Photo (c) Teodor Bjerrang
Damaged by upbringing, forms of emotional abuse, observing dysfunctional relationships, we realized these things are nothing we wanted for ourselves. We have never been inclined to get too deeply involved or be too committed to others, so we are not the kinds of people who will ever marry or pair off, for example, even if we were in love. People like us, we just don’t trust other people’s emotions or intentions and feel we have had to be completely independent. And even if we have acknowledged and can see this, why would we take a big chance or invest much trust in another person’s feelings? Why would we tether ourselves to people whose feelings and decisions clearly cannot be trusted or relied on – a(n) (unconscious) way to continue being non-committal?
It’s a long listen, but like many of the Rogan podcasts, wide ranging (travel, personal freedom, politics) and thoughtful. It was a perfect complement to a morning conversation on the state of the world, the perils of commoditization and globalization and what we can do about it.
Love Rollins, recommend it. It’s all good but love the call to action at 1:38 or so.
I am always analyzing and processing and trying – wanting – to understand. I don’t, for example, understand addiction from the point of view of an addict. I try to understand it scientifically, clinically, neurologically, and of course gather the perspectives of addicts I meet and know.
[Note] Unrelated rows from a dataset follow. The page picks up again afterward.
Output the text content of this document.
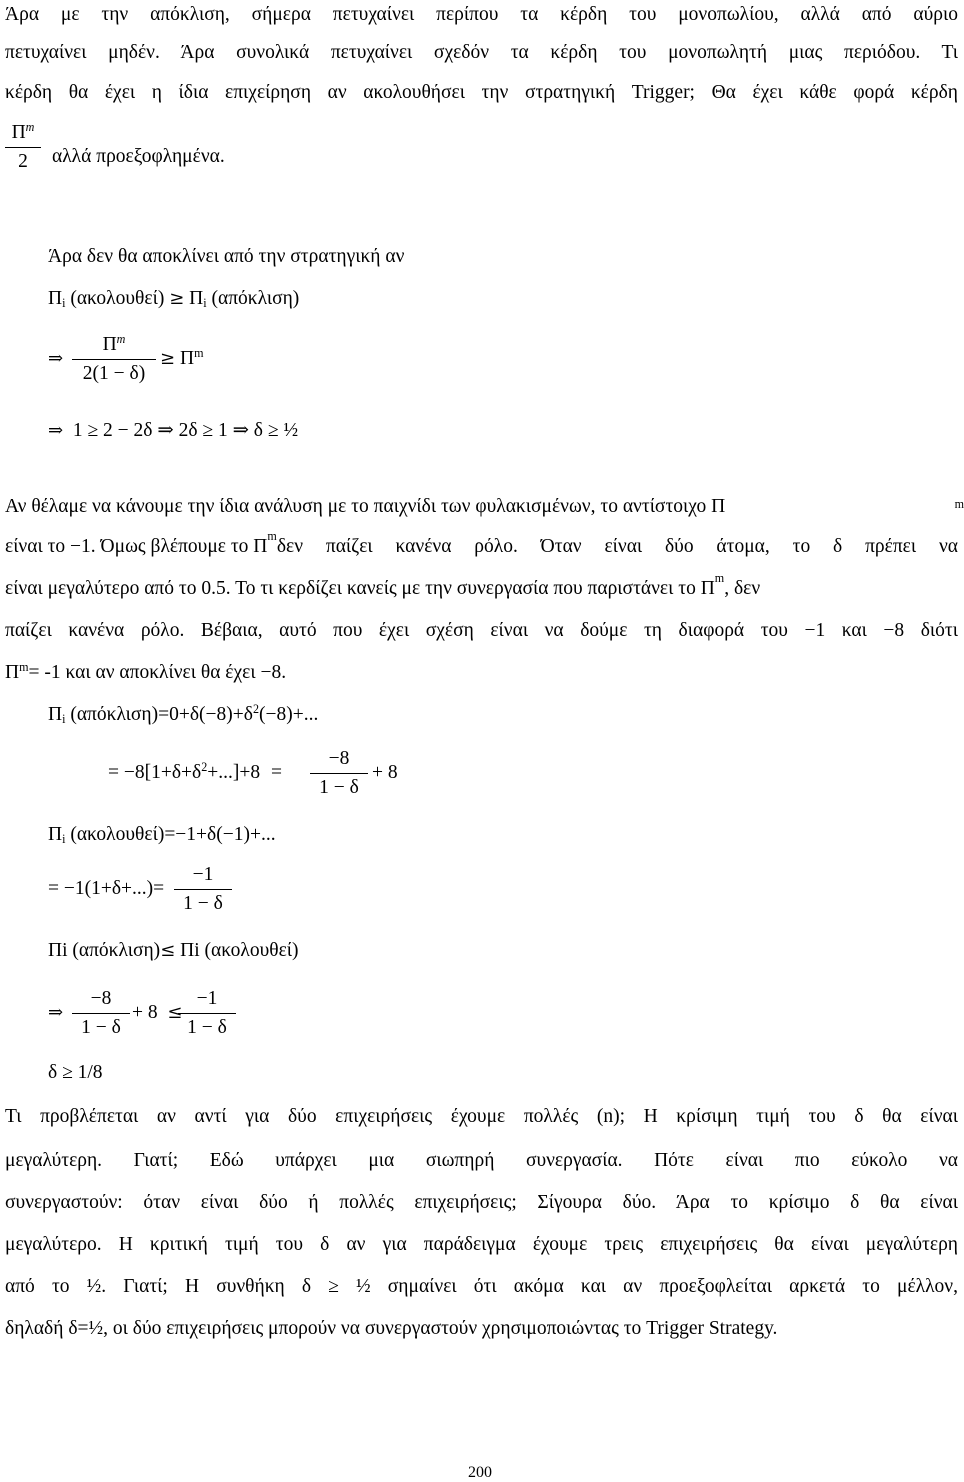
Άρα με την απόκλιση, σήμερα πετυχαίνει περίπου τα κέρδη του μονοπωλίου, αλλά από αύριο
πετυχαίνει μηδέν. Άρα συνολικά πετυχαίνει σχεδόν τα κέρδη του μονοπωλητή μιας περιόδου. Τι
κέρδη θα έχει η ίδια επιχείρηση αν ακολουθήσει την στρατηγική Trigger; Θα έχει κάθε φορά κέρδη
$\Pi^m$
2	αλλά προεξοφλημένα.
Άρα δεν θα αποκλίνει από την στρατηγική αν
$\Pi_i$ $(\alpha\kappa o\lambda o\upsilon\theta\varepsilon ί) \ge \Pi_i$ (απόκλιση)
⇒
$\Pi^m$
2(1 − δ)
≥ $\Pi^m$
⇒ 1 ≥ 2 − 2δ ⇒ 2δ ≥ 1 ⇒ δ ≥ ½
Αν θέλαμε να κάνουμε την ίδια ανάλυση με το παιχνίδι των φυλακισμένων, το αντίστοιχο Π	m
είναι το −1. Όμως βλέπουμε το Π m δεν παίζει κανένα ρόλο. Όταν είναι δύο άτομα, το δ πρέπει να
είναι μεγαλύτερο από το 0.5. Το τι κερδίζει κανείς με την συνεργασία που παριστάνει το Π m , δεν
παίζει κανένα ρόλο. Βέβαια, αυτό που έχει σχέση είναι να δούμε τη διαφορά του −1 και −8 διότι
$\Pi^m= -1$ και αν αποκλίνει θα έχει −8.
$\Pi_i$ $(\alpha\pi ό\kappa\lambda\iota\sigma\eta)=0+\delta(-8)+\delta^2(-8)+$...
= $-8[1+\delta+\delta^2+...]+8$ =
−8
1 − δ
+ 8
$\Pi_i$ (ακολουθεί)=−1+δ(−1)+...
= −1(1+δ+...)=
−1
1 − δ
Πi (απόκλιση)≤ Πi (ακολουθεί)
⇒
−8
1 − δ
+ 8 ≤
−1
1 − δ
δ ≥ 1/8
Τι προβλέπεται αν αντί για δύο επιχειρήσεις έχουμε πολλές (n); Η κρίσιμη τιμή του δ θα είναι
μεγαλύτερη. Γιατί; Εδώ υπάρχει μια σιωπηρή συνεργασία. Πότε είναι πιο εύκολο να
συνεργαστούν: όταν είναι δύο ή πολλές επιχειρήσεις; Σίγουρα δύο. Άρα το κρίσιμο δ θα είναι
μεγαλύτερο. Η κριτική τιμή του δ αν για παράδειγμα έχουμε τρεις επιχειρήσεις θα είναι μεγαλύτερη
από το ½. Γιατί; Η συνθήκη δ ≥ ½ σημαίνει ότι ακόμα και αν προεξοφλείται αρκετά το μέλλον,
δηλαδή δ=½, οι δύο επιχειρήσεις μπορούν να συνεργαστούν χρησιμοποιώντας το Trigger Strategy.
200
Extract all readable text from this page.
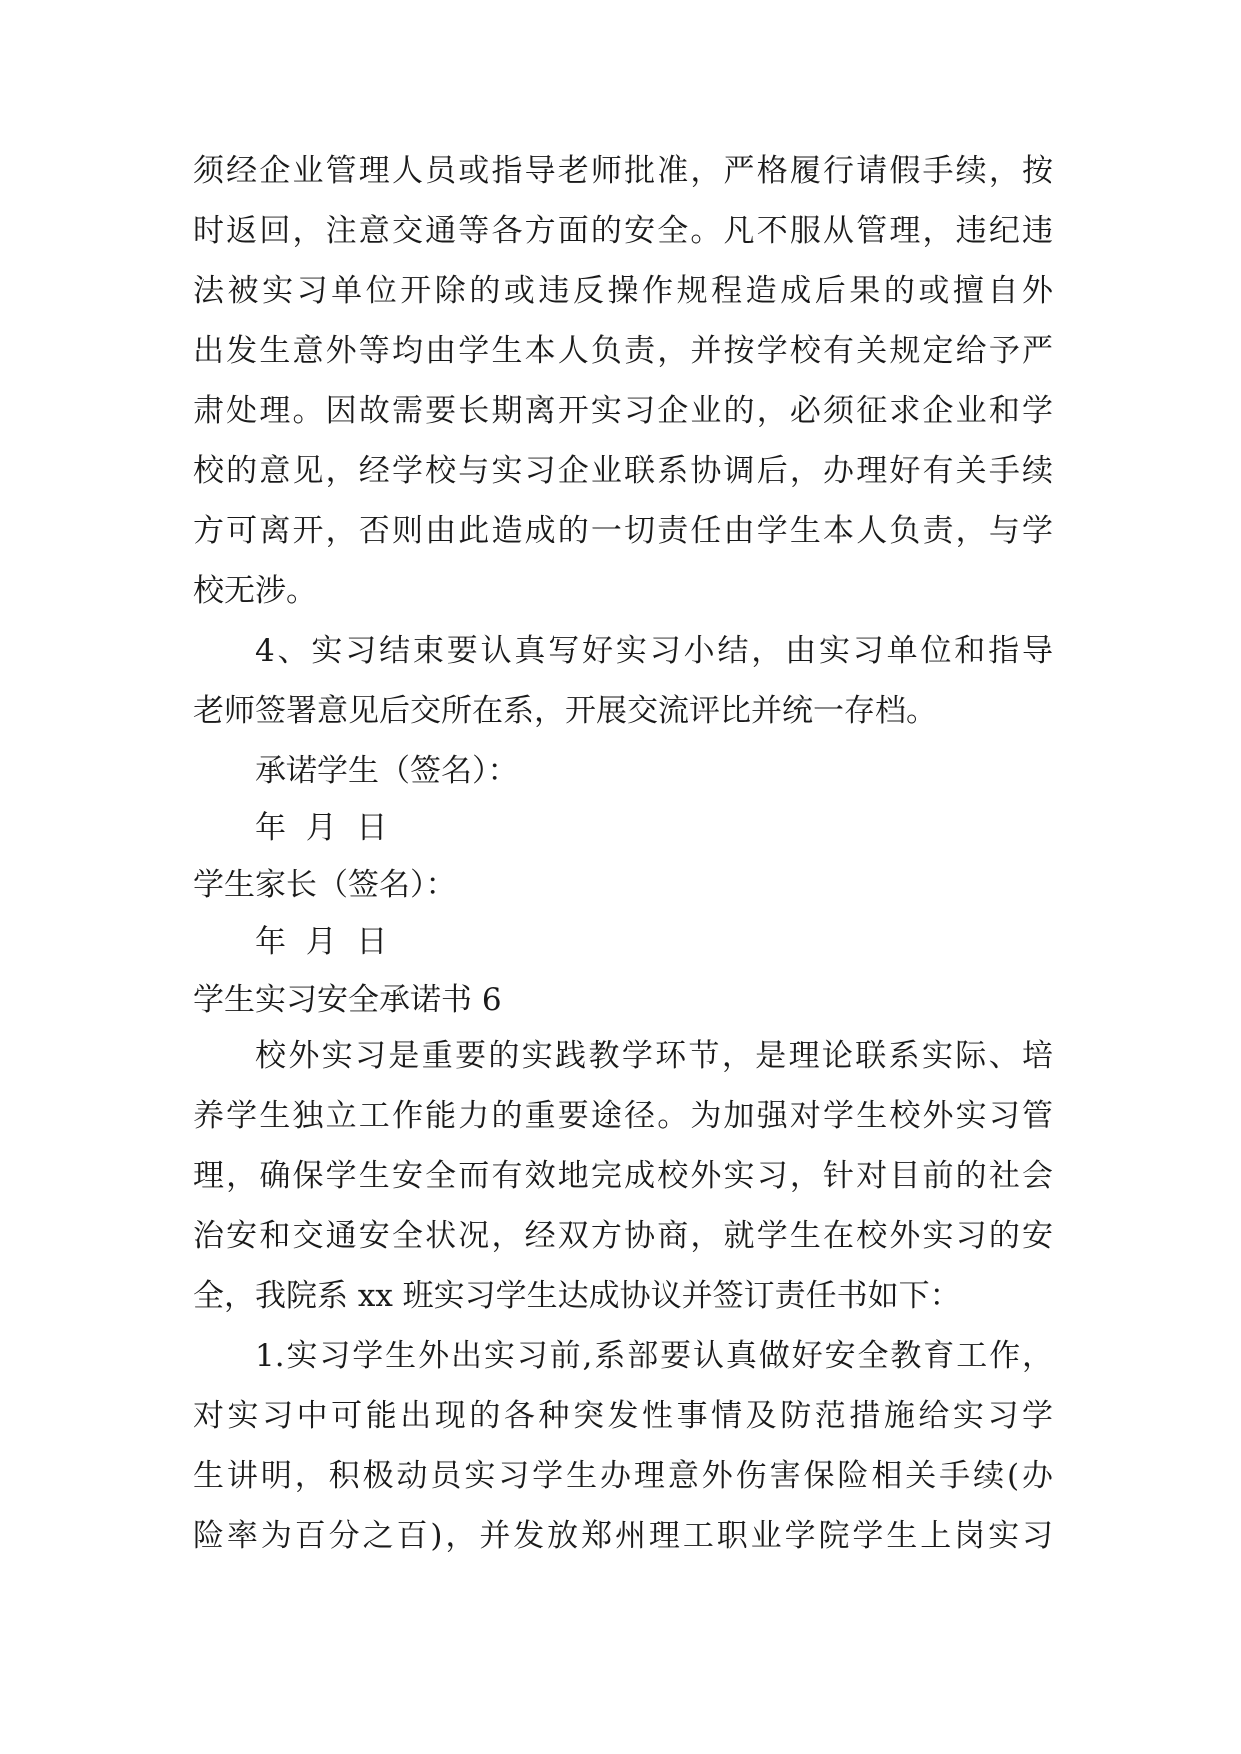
须经企业管理人员或指导老师批准，严格履行请假手续，按
时返回，注意交通等各方面的安全。凡不服从管理，违纪违
法被实习单位开除的或违反操作规程造成后果的或擅自外
出发生意外等均由学生本人负责，并按学校有关规定给予严
肃处理。因故需要长期离开实习企业的，必须征求企业和学
校的意见，经学校与实习企业联系协调后，办理好有关手续
方可离开，否则由此造成的一切责任由学生本人负责，与学
校无涉。
4、实习结束要认真写好实习小结，由实习单位和指导
老师签署意见后交所在系，开展交流评比并统一存档。
承诺学生（签名）：
年  月  日
学生家长（签名）：
年  月  日
学生实习安全承诺书 6
校外实习是重要的实践教学环节，是理论联系实际、培
养学生独立工作能力的重要途径。为加强对学生校外实习管
理，确保学生安全而有效地完成校外实习，针对目前的社会
治安和交通安全状况，经双方协商，就学生在校外实习的安
全，我院系 xx 班实习学生达成协议并签订责任书如下：
1.实习学生外出实习前,系部要认真做好安全教育工作，
对实习中可能出现的各种突发性事情及防范措施给实习学
生讲明，积极动员实习学生办理意外伤害保险相关手续(办
险率为百分之百)，并发放郑州理工职业学院学生上岗实习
I may never gather all the insight I need or want, but I keep trying to learn.
I feel like, as I move along through life, getting older (hopefully a bit wiser), I am becoming more understanding, more compassionate, more interested in understanding, more caring, loving and accepting. What surprises me, though, is how one of the closest people to me is the exact opposite. He has become so closed, so judgmental – about everything. A total Besserwisser: he knows best (and is, perhaps not ironically, judgmental of all the people he meets who are equally know-it-all types!?). Addiction is just an example of a topic that I examine and think about a lot – and he and I diverge on this subject in a major way, but there are so many other things where the chasm between this close person and me keeps growing wider and deeper.
I’m not sure what to make of it because I don’t really want to feel judged, demeaned, second guessed or guilt-tripped every time I talk to this person. Because of his emotional proximity to me, it is not like I can or even want to write him off. In some ways, we are so close and the only people who can understand each other and our histories. I don’t like the idea of losing the connection but come on.